When Europeans began implementing colonial rule over Africa, African women had rights to land, and inheritance was determined through the mother. It was colonial policies that reshaped African social norms, as explained in W.O. Maloba’s book African Women in Revolution when he states that “unlike the precolonial period, where ‘in many parts of Africa, women who farmed had rights over land,’ under colonialism the imposition of private ownership of land left most women without their ‘customary right’ to land.”
In the Americas, African people had been held as slaves for over 200 years and had no right to land, money, property or our own bodies. We could be bought and sold at a moment's whim and it was white women along with white men who enjoyed the fruits of our free labor.
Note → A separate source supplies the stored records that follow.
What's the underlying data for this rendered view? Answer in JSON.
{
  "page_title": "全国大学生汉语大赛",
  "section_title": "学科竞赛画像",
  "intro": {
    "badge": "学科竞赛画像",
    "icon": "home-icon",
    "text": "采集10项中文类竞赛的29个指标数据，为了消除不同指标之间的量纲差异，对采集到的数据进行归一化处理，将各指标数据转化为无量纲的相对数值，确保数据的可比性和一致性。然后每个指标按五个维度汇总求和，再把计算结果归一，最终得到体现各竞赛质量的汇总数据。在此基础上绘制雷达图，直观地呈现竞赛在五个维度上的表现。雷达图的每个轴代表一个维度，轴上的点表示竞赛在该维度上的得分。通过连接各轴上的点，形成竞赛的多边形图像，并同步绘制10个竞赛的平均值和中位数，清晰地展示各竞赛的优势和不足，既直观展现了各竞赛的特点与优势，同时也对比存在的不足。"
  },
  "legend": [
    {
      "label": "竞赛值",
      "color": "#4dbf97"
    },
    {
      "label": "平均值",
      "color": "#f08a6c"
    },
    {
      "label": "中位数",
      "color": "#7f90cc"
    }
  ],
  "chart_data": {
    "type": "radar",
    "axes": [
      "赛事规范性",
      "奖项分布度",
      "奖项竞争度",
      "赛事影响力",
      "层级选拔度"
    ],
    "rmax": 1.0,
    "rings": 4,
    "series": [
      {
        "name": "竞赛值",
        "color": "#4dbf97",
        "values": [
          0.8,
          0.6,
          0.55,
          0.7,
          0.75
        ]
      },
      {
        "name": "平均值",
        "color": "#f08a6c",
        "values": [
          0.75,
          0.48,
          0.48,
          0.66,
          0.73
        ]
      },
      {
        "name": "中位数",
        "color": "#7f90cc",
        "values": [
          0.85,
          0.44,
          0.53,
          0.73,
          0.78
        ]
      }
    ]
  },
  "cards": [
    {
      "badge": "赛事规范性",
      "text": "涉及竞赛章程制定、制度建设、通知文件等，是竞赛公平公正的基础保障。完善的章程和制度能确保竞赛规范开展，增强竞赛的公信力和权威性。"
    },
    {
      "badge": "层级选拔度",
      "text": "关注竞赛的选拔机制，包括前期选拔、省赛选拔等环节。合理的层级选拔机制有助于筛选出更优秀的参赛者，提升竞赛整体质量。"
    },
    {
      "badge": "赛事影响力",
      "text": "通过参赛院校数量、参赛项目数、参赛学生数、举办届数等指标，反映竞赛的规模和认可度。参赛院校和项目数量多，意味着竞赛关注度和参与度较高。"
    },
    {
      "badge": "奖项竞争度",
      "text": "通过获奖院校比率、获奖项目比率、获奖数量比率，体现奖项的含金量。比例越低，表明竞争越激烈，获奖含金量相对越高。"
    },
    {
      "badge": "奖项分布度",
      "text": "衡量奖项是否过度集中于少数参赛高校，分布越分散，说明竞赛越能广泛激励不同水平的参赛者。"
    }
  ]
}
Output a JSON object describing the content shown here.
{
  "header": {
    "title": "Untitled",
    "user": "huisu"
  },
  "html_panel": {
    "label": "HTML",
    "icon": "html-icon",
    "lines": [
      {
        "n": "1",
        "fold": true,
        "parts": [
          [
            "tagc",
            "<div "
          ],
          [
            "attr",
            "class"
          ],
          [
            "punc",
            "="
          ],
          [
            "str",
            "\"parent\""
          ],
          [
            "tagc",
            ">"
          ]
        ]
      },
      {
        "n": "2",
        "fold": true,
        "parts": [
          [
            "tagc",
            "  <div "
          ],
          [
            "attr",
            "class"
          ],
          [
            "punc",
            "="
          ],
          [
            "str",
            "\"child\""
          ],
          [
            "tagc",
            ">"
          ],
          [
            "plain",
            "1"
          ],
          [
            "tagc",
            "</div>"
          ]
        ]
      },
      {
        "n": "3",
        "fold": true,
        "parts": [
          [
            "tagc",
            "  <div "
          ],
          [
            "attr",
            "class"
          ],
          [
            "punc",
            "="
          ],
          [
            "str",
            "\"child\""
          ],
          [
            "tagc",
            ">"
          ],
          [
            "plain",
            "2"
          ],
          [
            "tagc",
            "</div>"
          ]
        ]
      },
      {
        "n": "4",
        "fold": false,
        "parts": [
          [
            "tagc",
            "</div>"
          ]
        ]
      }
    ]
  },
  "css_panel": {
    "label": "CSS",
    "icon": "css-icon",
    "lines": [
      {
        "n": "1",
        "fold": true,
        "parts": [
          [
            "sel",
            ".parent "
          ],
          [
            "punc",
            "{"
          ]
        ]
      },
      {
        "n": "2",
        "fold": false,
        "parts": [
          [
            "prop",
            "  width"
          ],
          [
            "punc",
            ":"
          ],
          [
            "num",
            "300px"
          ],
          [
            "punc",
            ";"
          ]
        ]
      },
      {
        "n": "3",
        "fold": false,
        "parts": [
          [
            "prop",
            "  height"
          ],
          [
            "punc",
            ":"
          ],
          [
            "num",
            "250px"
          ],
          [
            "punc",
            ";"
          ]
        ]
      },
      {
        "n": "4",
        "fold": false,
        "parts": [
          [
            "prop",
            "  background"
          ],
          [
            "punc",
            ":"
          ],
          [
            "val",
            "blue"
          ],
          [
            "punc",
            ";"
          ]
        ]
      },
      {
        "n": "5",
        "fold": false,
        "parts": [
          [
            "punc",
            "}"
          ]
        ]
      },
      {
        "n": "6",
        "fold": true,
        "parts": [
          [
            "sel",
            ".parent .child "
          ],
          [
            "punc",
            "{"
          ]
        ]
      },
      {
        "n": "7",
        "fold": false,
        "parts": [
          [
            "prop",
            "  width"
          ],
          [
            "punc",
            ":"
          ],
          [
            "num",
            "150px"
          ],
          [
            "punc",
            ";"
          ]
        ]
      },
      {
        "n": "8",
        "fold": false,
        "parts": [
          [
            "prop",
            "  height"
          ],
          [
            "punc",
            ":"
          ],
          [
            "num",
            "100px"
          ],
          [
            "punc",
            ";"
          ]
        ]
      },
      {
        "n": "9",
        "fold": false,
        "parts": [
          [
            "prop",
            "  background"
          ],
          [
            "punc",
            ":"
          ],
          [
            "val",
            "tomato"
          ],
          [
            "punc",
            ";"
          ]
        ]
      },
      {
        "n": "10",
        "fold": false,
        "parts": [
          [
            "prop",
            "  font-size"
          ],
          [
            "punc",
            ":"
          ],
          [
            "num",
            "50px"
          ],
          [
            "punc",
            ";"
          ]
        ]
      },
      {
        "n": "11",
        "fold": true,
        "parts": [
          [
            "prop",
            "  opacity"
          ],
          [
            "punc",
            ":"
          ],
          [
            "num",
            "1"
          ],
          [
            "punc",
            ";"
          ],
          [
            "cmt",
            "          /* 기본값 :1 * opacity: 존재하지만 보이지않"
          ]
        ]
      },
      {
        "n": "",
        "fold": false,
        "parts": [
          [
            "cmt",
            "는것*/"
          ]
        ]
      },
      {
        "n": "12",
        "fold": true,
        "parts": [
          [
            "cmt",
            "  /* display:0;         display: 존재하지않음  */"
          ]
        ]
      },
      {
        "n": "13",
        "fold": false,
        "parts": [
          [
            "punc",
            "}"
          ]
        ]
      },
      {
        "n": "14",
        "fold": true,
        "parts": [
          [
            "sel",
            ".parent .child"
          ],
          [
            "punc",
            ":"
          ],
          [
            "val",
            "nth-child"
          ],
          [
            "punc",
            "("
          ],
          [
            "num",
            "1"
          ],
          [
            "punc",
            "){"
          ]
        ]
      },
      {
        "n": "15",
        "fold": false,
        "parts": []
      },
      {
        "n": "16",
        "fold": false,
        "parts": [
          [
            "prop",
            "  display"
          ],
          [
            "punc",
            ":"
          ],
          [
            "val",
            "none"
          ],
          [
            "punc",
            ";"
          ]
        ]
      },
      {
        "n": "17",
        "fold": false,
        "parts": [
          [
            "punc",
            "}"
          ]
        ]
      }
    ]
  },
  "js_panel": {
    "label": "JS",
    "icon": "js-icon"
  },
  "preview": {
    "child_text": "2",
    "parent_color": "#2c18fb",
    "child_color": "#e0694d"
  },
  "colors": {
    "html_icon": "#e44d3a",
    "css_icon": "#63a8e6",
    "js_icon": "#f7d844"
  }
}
As white women grappled with gaining rights in white society, they still had African women in their kitchens and as wet nurses for their babies. Their call for a women’s liberation really meant the liberation of white women on the pedestal of the oppression of the entire African nation.
This is the foundation for modern day feminism which focuses on patriarchy as the main opposition to white women’s liberation. The liberation of African women and of the entire African nation as a whole cannot be summed up in the same way. Ours has always been a struggle against colonial domination. Besides having the same biological functions as white women, African women share hardly any similarities in the struggle to be free of oppression.
However, certain sectors of our population have taken feminism on as their own. Black feminism developed as a way to align the white bourgeoisie with the black petty bourgeoisie. It is essentially an integrationist solution that allows the black petty bourgeoisie access to resources previously inaccessible to them. When black feminists conclude that patriarchy is the main contradiction for African women, they liquidate the role that the entire white nation has had in our oppression.
Within black feminism, conversations about oppression are often led by bourgeois intellectuals who take the discussion out of the realm of poor and working class women. In fact, the activism of black feminism is centered around confirming the value of African women within a capitalist society, instead of destroying the system of exploitation. And while black feminism claims to understand the effects of imperialism and colonialism on African women, patriarchy is still viewed as the ultimate contradiction that African women need to struggle against. This is in direct opposition to the African Internationalist perspective which believes that in order for women to be liberated we must be full participants in the revolutionary struggle against colonialism and imperialism. In order for African women to be full participants, the entire African nation must work together to overturn the system that oppresses us – imperialism.
What We Must Do
All of what’s been said provides the ideological basis for this conference. It is the duty of all those who love African freedom to champion this attempt to bring African women into political life. We cannot have liberation for our people with half our nation obscured in mundane tasks that prevent us from participating in our own liberation. We have to assess the conditions that keep women from entering the revolutionary struggle, problems such as childcare, economics, mass incarceration, extrajudicial killings and other social and political elements that result in African women carrying the brunt of the responsibility for sustaining the African family at the same time that white power beastializes us.
This conference will attempt to gather African women and men from all over with the intent purpose of establishing the African National Women’s Organization. We will have forums that focus on the issues of the poor and oppressed African woman and will provide avenues for these women to join the African liberation struggle.